- Occupations: Biochemist; sports scientist
- Known for: Essendon Football Club supplements saga

= Stephen Dank =

Australian biochemist

Stephen Dank (born c. 1963) is an Australian biochemist who worked as a sports scientist at several professional sports club. He is known for his key role in two major sports drug cheating scandals, the Essendon Football Club supplements saga and the Cronulla-Sutherland Sharks supplements saga, where he injected players with illegal substances to improve their performance.

He is known for his unorthodox treatment and diagnostic methods, including using calf blood and profiling players' DNA. Des Hasler described Dank as 'a great analytical thinker', in particular highlighting his contributions in the area of GPS application, statistical science, and altitude simulation training. In light of his unorthodox treatment methods, in November 2016 Dank was given a life-long ban from association with the Australian Football League. On 28 November 2016, the Australian Sports Anti-Doping Authority (ASADA), (known as Sport Integrity Australia since July 1 2020), officially acknowledged the decision of the AFL Appeal Board

He worked with National Rugby League clubs the Manly Sea Eagles and Cronulla Sharks and Australian rules football clubs, Essendon Football Club and the Gold Coast Suns.

==Australian Football League doping scandal==

In February 2013, Essendon announced that they had asked the Australian Sports Anti-Doping Authority (ASADA) to investigate the supplements program that Dank had overseen at their club during the 2012 season.
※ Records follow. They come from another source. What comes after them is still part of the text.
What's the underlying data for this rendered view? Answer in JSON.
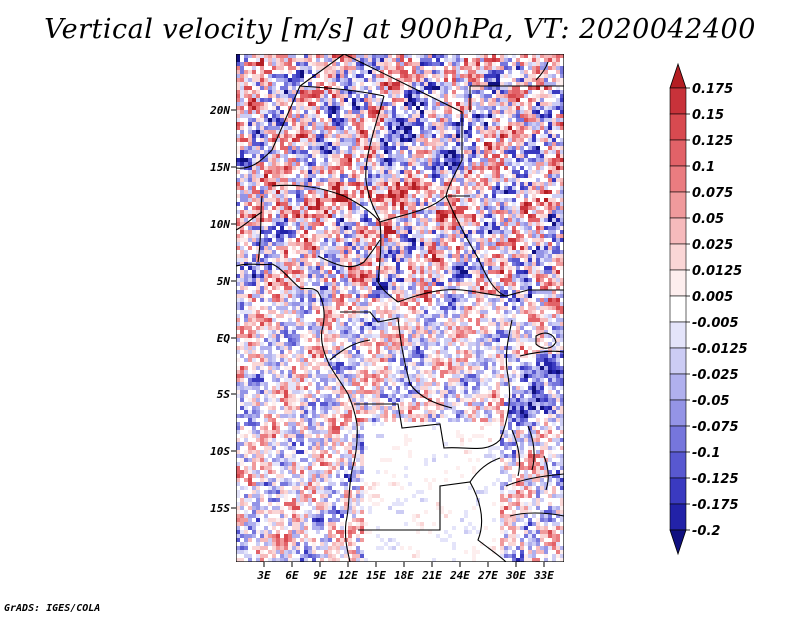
{
  "title": "Vertical velocity [m/s] at 900hPa, VT: 2020042400",
  "credit": "GrADS: IGES/COLA",
  "map": {
    "lat_ticks": [
      "20N",
      "15N",
      "10N",
      "5N",
      "EQ",
      "5S",
      "10S",
      "15S"
    ],
    "lon_ticks": [
      "3E",
      "6E",
      "9E",
      "12E",
      "15E",
      "18E",
      "21E",
      "24E",
      "27E",
      "30E",
      "33E"
    ]
  },
  "colorbar": {
    "labels": [
      "0.175",
      "0.15",
      "0.125",
      "0.1",
      "0.075",
      "0.05",
      "0.025",
      "0.0125",
      "0.005",
      "-0.005",
      "-0.0125",
      "-0.025",
      "-0.05",
      "-0.075",
      "-0.1",
      "-0.125",
      "-0.175",
      "-0.2"
    ],
    "colors": [
      "#b41e23",
      "#c8323a",
      "#d84a50",
      "#e26268",
      "#ea7c80",
      "#f09a9c",
      "#f6babc",
      "#fad6d6",
      "#fdeeee",
      "#ffffff",
      "#e4e4fa",
      "#ccccf4",
      "#b0b0ee",
      "#9494e6",
      "#7676dc",
      "#5858d0",
      "#3a3ac0",
      "#2222a8",
      "#101080"
    ]
  }
}
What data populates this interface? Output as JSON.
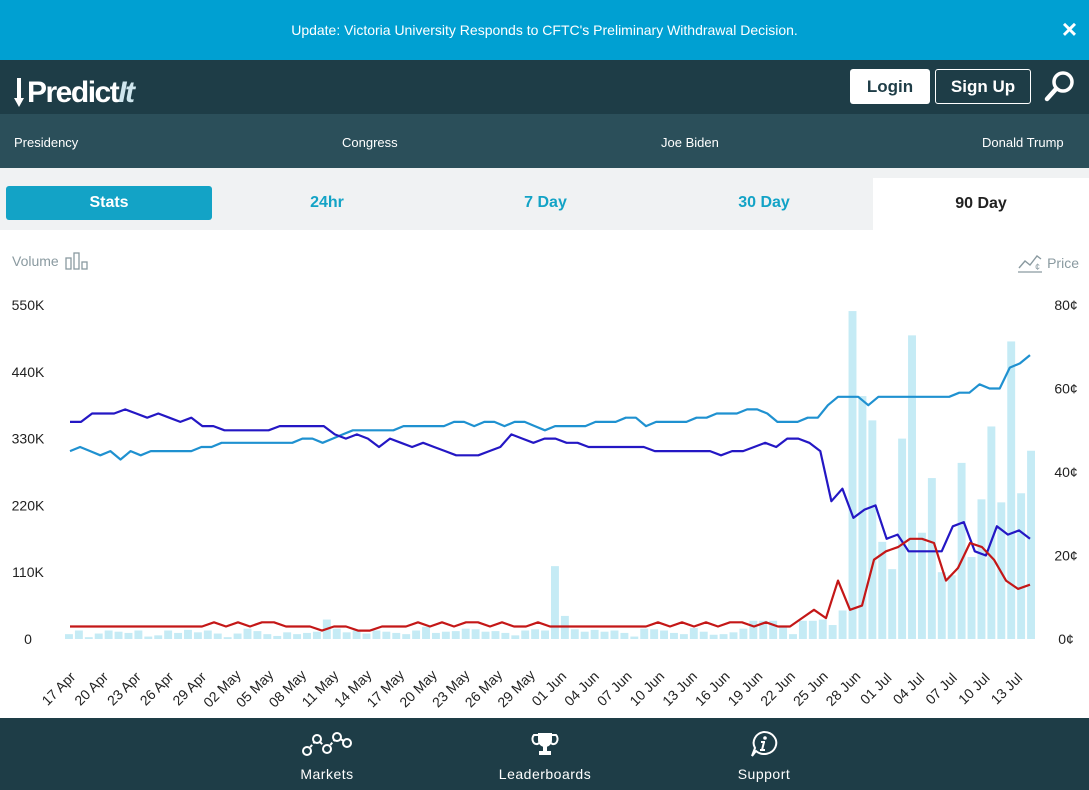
{
  "banner": {
    "text": "Update: Victoria University Responds to CFTC's Preliminary Withdrawal Decision.",
    "close": "×"
  },
  "header": {
    "logo_main": "Predict",
    "logo_accent": "It",
    "login": "Login",
    "signup": "Sign Up"
  },
  "nav": {
    "items": [
      "Presidency",
      "Congress",
      "Joe Biden",
      "Donald Trump"
    ]
  },
  "tabs": {
    "stats": "Stats",
    "t24": "24hr",
    "t7": "7 Day",
    "t30": "30 Day",
    "t90": "90 Day"
  },
  "legend": {
    "volume": "Volume",
    "price": "Price"
  },
  "footer": {
    "markets": "Markets",
    "leaderboards": "Leaderboards",
    "support": "Support"
  },
  "colors": {
    "accent": "#13a3c6",
    "header": "#1e3d47",
    "nav": "#2b4f5a",
    "banner": "#00a0d2",
    "volume_bar": "#c5ebf5",
    "series_lightblue": "#1f91d0",
    "series_darkblue": "#2417c4",
    "series_red": "#c41717"
  },
  "chart_data": {
    "type": "bar+line",
    "left_axis": {
      "label": "Volume",
      "ticks": [
        "0",
        "110K",
        "220K",
        "330K",
        "440K",
        "550K"
      ],
      "ylim": [
        0,
        550000
      ]
    },
    "right_axis": {
      "label": "Price",
      "ticks": [
        "0¢",
        "20¢",
        "40¢",
        "60¢",
        "80¢"
      ],
      "ylim": [
        0,
        80
      ]
    },
    "x_tick_labels": [
      "17 Apr",
      "20 Apr",
      "23 Apr",
      "26 Apr",
      "29 Apr",
      "02 May",
      "05 May",
      "08 May",
      "11 May",
      "14 May",
      "17 May",
      "20 May",
      "23 May",
      "26 May",
      "29 May",
      "01 Jun",
      "04 Jun",
      "07 Jun",
      "10 Jun",
      "13 Jun",
      "16 Jun",
      "19 Jun",
      "22 Jun",
      "25 Jun",
      "28 Jun",
      "01 Jul",
      "04 Jul",
      "07 Jul",
      "10 Jul",
      "13 Jul"
    ],
    "volume": [
      8000,
      14000,
      3000,
      9000,
      14000,
      12000,
      10000,
      14000,
      4000,
      6000,
      14000,
      10000,
      15000,
      11000,
      14000,
      9000,
      3000,
      9000,
      17000,
      13000,
      8000,
      5000,
      11000,
      8000,
      10000,
      12000,
      32000,
      17000,
      11000,
      14000,
      9000,
      14000,
      12000,
      10000,
      8000,
      14000,
      20000,
      10000,
      12000,
      13000,
      17000,
      16000,
      12000,
      13000,
      10000,
      6000,
      14000,
      16000,
      14000,
      120000,
      38000,
      16000,
      12000,
      15000,
      12000,
      14000,
      10000,
      4000,
      17000,
      16000,
      14000,
      10000,
      8000,
      18000,
      12000,
      7000,
      8000,
      11000,
      17000,
      30000,
      30000,
      30000,
      19000,
      8000,
      30000,
      30000,
      32000,
      23000,
      47000,
      540000,
      400000,
      360000,
      160000,
      115000,
      330000,
      500000,
      175000,
      265000,
      110000,
      105000,
      290000,
      135000,
      230000,
      350000,
      225000,
      490000,
      240000,
      310000
    ],
    "series": [
      {
        "name": "",
        "color": "series_lightblue",
        "values": [
          45,
          46,
          45,
          44,
          45,
          43,
          45,
          44,
          45,
          45,
          45,
          45,
          45,
          46,
          46,
          47,
          47,
          47,
          47,
          47,
          47,
          47,
          47,
          48,
          48,
          47,
          48,
          49,
          50,
          50,
          50,
          50,
          50,
          51,
          51,
          51,
          51,
          51,
          52,
          52,
          51,
          52,
          52,
          51,
          52,
          52,
          51,
          50,
          51,
          51,
          51,
          51,
          52,
          52,
          52,
          53,
          53,
          51,
          52,
          52,
          52,
          52,
          53,
          53,
          54,
          54,
          54,
          55,
          55,
          54,
          52,
          52,
          52,
          53,
          53,
          56,
          58,
          58,
          58,
          56,
          58,
          58,
          58,
          58,
          58,
          58,
          58,
          58,
          59,
          59,
          61,
          60,
          60,
          65,
          66,
          68
        ]
      },
      {
        "name": "",
        "color": "series_darkblue",
        "values": [
          52,
          52,
          54,
          54,
          54,
          55,
          54,
          53,
          54,
          53,
          52,
          53,
          51,
          51,
          50,
          50,
          50,
          50,
          50,
          51,
          51,
          51,
          51,
          51,
          49,
          48,
          49,
          48,
          46,
          48,
          47,
          46,
          47,
          46,
          45,
          44,
          44,
          44,
          45,
          46,
          49,
          48,
          47,
          48,
          48,
          47,
          47,
          46,
          46,
          46,
          46,
          46,
          46,
          45,
          45,
          45,
          45,
          45,
          45,
          44,
          45,
          45,
          46,
          47,
          46,
          48,
          48,
          47,
          45,
          33,
          36,
          29,
          31,
          32,
          24,
          25,
          21,
          21,
          21,
          21,
          27,
          28,
          21,
          20,
          27,
          25,
          26,
          24
        ]
      },
      {
        "name": "",
        "color": "series_red",
        "values": [
          3,
          3,
          3,
          3,
          3,
          3,
          3,
          3,
          3,
          3,
          3,
          3,
          4,
          3,
          4,
          3,
          4,
          4,
          3,
          3,
          3,
          2,
          3,
          3,
          2,
          2,
          3,
          3,
          3,
          4,
          3,
          4,
          3,
          4,
          4,
          3,
          4,
          3,
          3,
          4,
          3,
          3,
          3,
          3,
          3,
          3,
          3,
          3,
          3,
          4,
          3,
          4,
          3,
          4,
          3,
          4,
          4,
          3,
          4,
          3,
          3,
          5,
          7,
          5,
          14,
          7,
          8,
          19,
          21,
          22,
          24,
          24,
          23,
          14,
          17,
          23,
          22,
          19,
          14,
          12,
          13
        ]
      }
    ]
  }
}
A former player, Kyle Reimers, had claimed that the players were asked to sign waivers and were injected with supplements that were "pushing the boundaries". Another former player, Mark McVeigh countered that the injections were only vitamins and all were completely legal and not on any World Anti-Doping Agency (WADA) banned substance list. Dank left Essendon at the end of the 2012 season, and high-performance manager Dean 'The Weapon' Robinson was suspended from the club after the announcement of the investigation. Stephen Dank controversially admitted to a Fairfax journalist that he had been using thymosin beta 4 on Essendon players. When journalist Nick McKenzie pointed out that that drug was prohibited by WADA under its S2 classification, Dank hesitated and then seemed extremely surprised: "Well, that must have just only come in this year and I will get someone to speak to ASADA about that. That's just mind-blowing." After 24 hours, Dank informed Fairfax media that he was actually really talking about thymomodulin which was a permitted substance.
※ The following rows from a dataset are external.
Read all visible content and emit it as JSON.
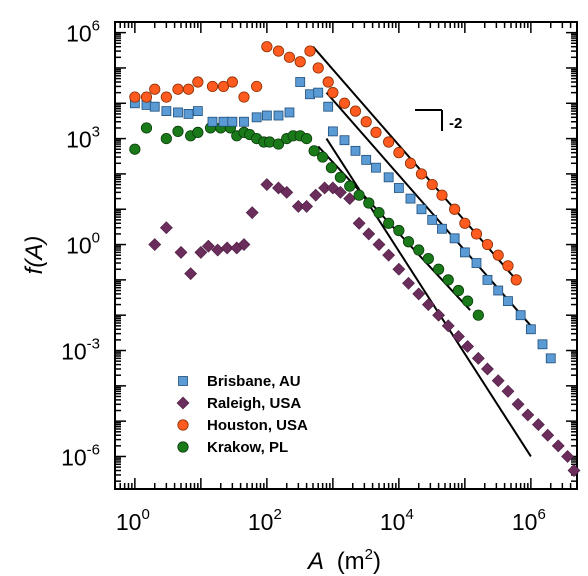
{
  "chart_data": {
    "type": "scatter",
    "x_scale": "log",
    "y_scale": "log",
    "xlabel": "A",
    "xlabel_unit": "(m",
    "xlabel_unit_sup": "2",
    "xlabel_unit_close": ")",
    "ylabel": "f(A)",
    "xlim": [
      0.5,
      5000000
    ],
    "ylim": [
      1.2e-07,
      2000000
    ],
    "x_ticks": [
      {
        "value": 1,
        "base": "10",
        "exp": "0"
      },
      {
        "value": 100,
        "base": "10",
        "exp": "2"
      },
      {
        "value": 10000,
        "base": "10",
        "exp": "4"
      },
      {
        "value": 1000000,
        "base": "10",
        "exp": "6"
      }
    ],
    "y_ticks": [
      {
        "value": 1e-06,
        "base": "10",
        "exp": "-6"
      },
      {
        "value": 0.001,
        "base": "10",
        "exp": "-3"
      },
      {
        "value": 1,
        "base": "10",
        "exp": "0"
      },
      {
        "value": 1000,
        "base": "10",
        "exp": "3"
      },
      {
        "value": 1000000,
        "base": "10",
        "exp": "6"
      }
    ],
    "slope_annotation": "-2",
    "legend_position": "bottom-left",
    "series": [
      {
        "name": "Brisbane, AU",
        "marker": "square",
        "color": "#5b9bd5",
        "stroke": "#1f4e79",
        "points": [
          [
            1.0,
            10000
          ],
          [
            1.5,
            9000
          ],
          [
            2.0,
            8000
          ],
          [
            3.0,
            6000
          ],
          [
            4.5,
            5500
          ],
          [
            6.5,
            5000
          ],
          [
            9.0,
            6000
          ],
          [
            15,
            3000
          ],
          [
            22,
            3000
          ],
          [
            30,
            3000
          ],
          [
            45,
            3000
          ],
          [
            70,
            4000
          ],
          [
            100,
            4500
          ],
          [
            150,
            4500
          ],
          [
            220,
            5500
          ],
          [
            320,
            40000
          ],
          [
            450,
            18000
          ],
          [
            600,
            20000
          ],
          [
            850,
            8000
          ],
          [
            1000,
            1600
          ],
          [
            1500,
            900
          ],
          [
            2200,
            450
          ],
          [
            3200,
            250
          ],
          [
            4500,
            150
          ],
          [
            7000,
            80
          ],
          [
            10000,
            40
          ],
          [
            15000,
            20
          ],
          [
            22000,
            10
          ],
          [
            32000,
            5
          ],
          [
            45000,
            2.8
          ],
          [
            70000,
            1.5
          ],
          [
            100000,
            0.6
          ],
          [
            150000,
            0.3
          ],
          [
            220000,
            0.1
          ],
          [
            320000,
            0.05
          ],
          [
            450000,
            0.025
          ],
          [
            700000,
            0.01
          ],
          [
            1000000,
            0.004
          ],
          [
            1500000,
            0.0015
          ],
          [
            2000000,
            0.0006
          ]
        ]
      },
      {
        "name": "Raleigh, USA",
        "marker": "diamond",
        "color": "#6b2d5c",
        "stroke": "#4a1d40",
        "points": [
          [
            2.0,
            1.0
          ],
          [
            3.0,
            3.0
          ],
          [
            5.0,
            0.6
          ],
          [
            7.0,
            0.15
          ],
          [
            10,
            0.6
          ],
          [
            13,
            0.9
          ],
          [
            18,
            0.7
          ],
          [
            25,
            0.8
          ],
          [
            35,
            0.8
          ],
          [
            45,
            1.0
          ],
          [
            60,
            8
          ],
          [
            100,
            50
          ],
          [
            150,
            40
          ],
          [
            200,
            30
          ],
          [
            300,
            12
          ],
          [
            400,
            12
          ],
          [
            550,
            25
          ],
          [
            750,
            40
          ],
          [
            1000,
            40
          ],
          [
            1300,
            30
          ],
          [
            1800,
            20
          ],
          [
            2500,
            4
          ],
          [
            3500,
            2
          ],
          [
            5000,
            1
          ],
          [
            7000,
            0.5
          ],
          [
            10000,
            0.2
          ],
          [
            14000,
            0.08
          ],
          [
            20000,
            0.04
          ],
          [
            28000,
            0.02
          ],
          [
            40000,
            0.01
          ],
          [
            56000,
            0.005
          ],
          [
            80000,
            0.0025
          ],
          [
            110000,
            0.0013
          ],
          [
            160000,
            0.0006
          ],
          [
            220000,
            0.0003
          ],
          [
            320000,
            0.00014
          ],
          [
            450000,
            7e-05
          ],
          [
            640000,
            3e-05
          ],
          [
            900000,
            1.5e-05
          ],
          [
            1300000,
            8e-06
          ],
          [
            1800000,
            4e-06
          ],
          [
            2600000,
            2e-06
          ],
          [
            3600000,
            1e-06
          ],
          [
            4500000,
            4e-07
          ]
        ]
      },
      {
        "name": "Houston, USA",
        "marker": "circle",
        "color": "#ff5a1f",
        "stroke": "#8a2e00",
        "points": [
          [
            1.0,
            15000
          ],
          [
            1.5,
            15000
          ],
          [
            2.0,
            25000
          ],
          [
            3.0,
            15000
          ],
          [
            4.5,
            25000
          ],
          [
            6.5,
            25000
          ],
          [
            9.0,
            40000
          ],
          [
            15,
            30000
          ],
          [
            22,
            30000
          ],
          [
            30,
            40000
          ],
          [
            45,
            15000
          ],
          [
            70,
            30000
          ],
          [
            100,
            400000
          ],
          [
            150,
            300000
          ],
          [
            220,
            200000
          ],
          [
            320,
            150000
          ],
          [
            450,
            300000
          ],
          [
            600,
            100000
          ],
          [
            850,
            40000
          ],
          [
            1000,
            20000
          ],
          [
            1500,
            10000
          ],
          [
            2200,
            6000
          ],
          [
            3200,
            3000
          ],
          [
            4500,
            1500
          ],
          [
            7000,
            800
          ],
          [
            10000,
            400
          ],
          [
            15000,
            200
          ],
          [
            22000,
            100
          ],
          [
            32000,
            50
          ],
          [
            45000,
            25
          ],
          [
            70000,
            10
          ],
          [
            100000,
            4
          ],
          [
            150000,
            2
          ],
          [
            220000,
            1
          ],
          [
            320000,
            0.5
          ],
          [
            450000,
            0.25
          ],
          [
            600000,
            0.1
          ]
        ]
      },
      {
        "name": "Krakow, PL",
        "marker": "circle",
        "color": "#1a7a1a",
        "stroke": "#0b3d0b",
        "points": [
          [
            1.0,
            500
          ],
          [
            1.5,
            2000
          ],
          [
            3.0,
            1000
          ],
          [
            4.5,
            1600
          ],
          [
            7.0,
            1200
          ],
          [
            9.0,
            1500
          ],
          [
            14,
            2000
          ],
          [
            20,
            2000
          ],
          [
            28,
            2000
          ],
          [
            35,
            1200
          ],
          [
            45,
            1500
          ],
          [
            55,
            1300
          ],
          [
            70,
            1000
          ],
          [
            90,
            800
          ],
          [
            110,
            800
          ],
          [
            150,
            700
          ],
          [
            200,
            1000
          ],
          [
            250,
            1200
          ],
          [
            320,
            1200
          ],
          [
            400,
            1000
          ],
          [
            520,
            450
          ],
          [
            700,
            300
          ],
          [
            950,
            150
          ],
          [
            1300,
            80
          ],
          [
            1800,
            45
          ],
          [
            2500,
            25
          ],
          [
            3500,
            15
          ],
          [
            5000,
            8
          ],
          [
            7000,
            4
          ],
          [
            10000,
            2.5
          ],
          [
            14000,
            1.2
          ],
          [
            20000,
            0.7
          ],
          [
            28000,
            0.4
          ],
          [
            40000,
            0.2
          ],
          [
            56000,
            0.1
          ],
          [
            80000,
            0.05
          ],
          [
            110000,
            0.025
          ],
          [
            160000,
            0.01
          ]
        ]
      }
    ],
    "fit_lines": [
      {
        "color": "#000000",
        "from": [
          800,
          1000
        ],
        "to": [
          1000000,
          1e-06
        ]
      },
      {
        "color": "#000000",
        "from": [
          500,
          400000
        ],
        "to": [
          600000,
          0.1
        ]
      },
      {
        "color": "#000000",
        "from": [
          800,
          20000
        ],
        "to": [
          1000000,
          0.005
        ]
      },
      {
        "color": "#000000",
        "from": [
          600,
          600
        ],
        "to": [
          120000,
          0.014
        ]
      }
    ]
  }
}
In 2015, the AFL Tribunal found him guilty of trafficking in a number of illicit supplements and banned him from any association with the AFL for life. Since most Australian sporting organisations honour sanctions imposed by other leagues, this had the effect of blackballing Dank from major Australian sport. Dank was found not guilty of twenty-one other charges, including trafficking charges and all charges related to administering the supplements. Dank appealed the ten guilty verdicts against him, but the appeals were dismissed after Dank failed to attend the session scheduled for him with the AFL appeals board in November 2016. WADA lodged an appeal against the twenty-one not guilty verdicts in June 2015.

Following the publication of the Australian Crime Commission report into Organised Crime and Drugs in Sport, lawyers acting for Dank launched a $10 million defamation suit alleging that a subsidiary of News Corporation had falsely accused him of providing illegal drugs to elite athletes and contributing to Jon Mannah's cancer relapse. In March 2016, a jury found that most of the accusations were substantially true and that he had acted with "reckless indifference" to the health of players. His claims for defamation were rejected.

==Other controversies==

Other proceedings are active before Australian courts regarding Dank's supply of thymosin beta on sportsmen. Findings were made that he supplied the drug to a Mr Earl by the Administrative Appeals Tribunal in 2015; these proceedings are subject to appeal, but were noted by the Court of Arbitration for Sport in their findings regarding the Essendon Football Club doping scandal.

In July 2016, Dank was targeted by a drive-by shooting attack that injured him.

In 2017, it was reported that Dank entered bankruptcy.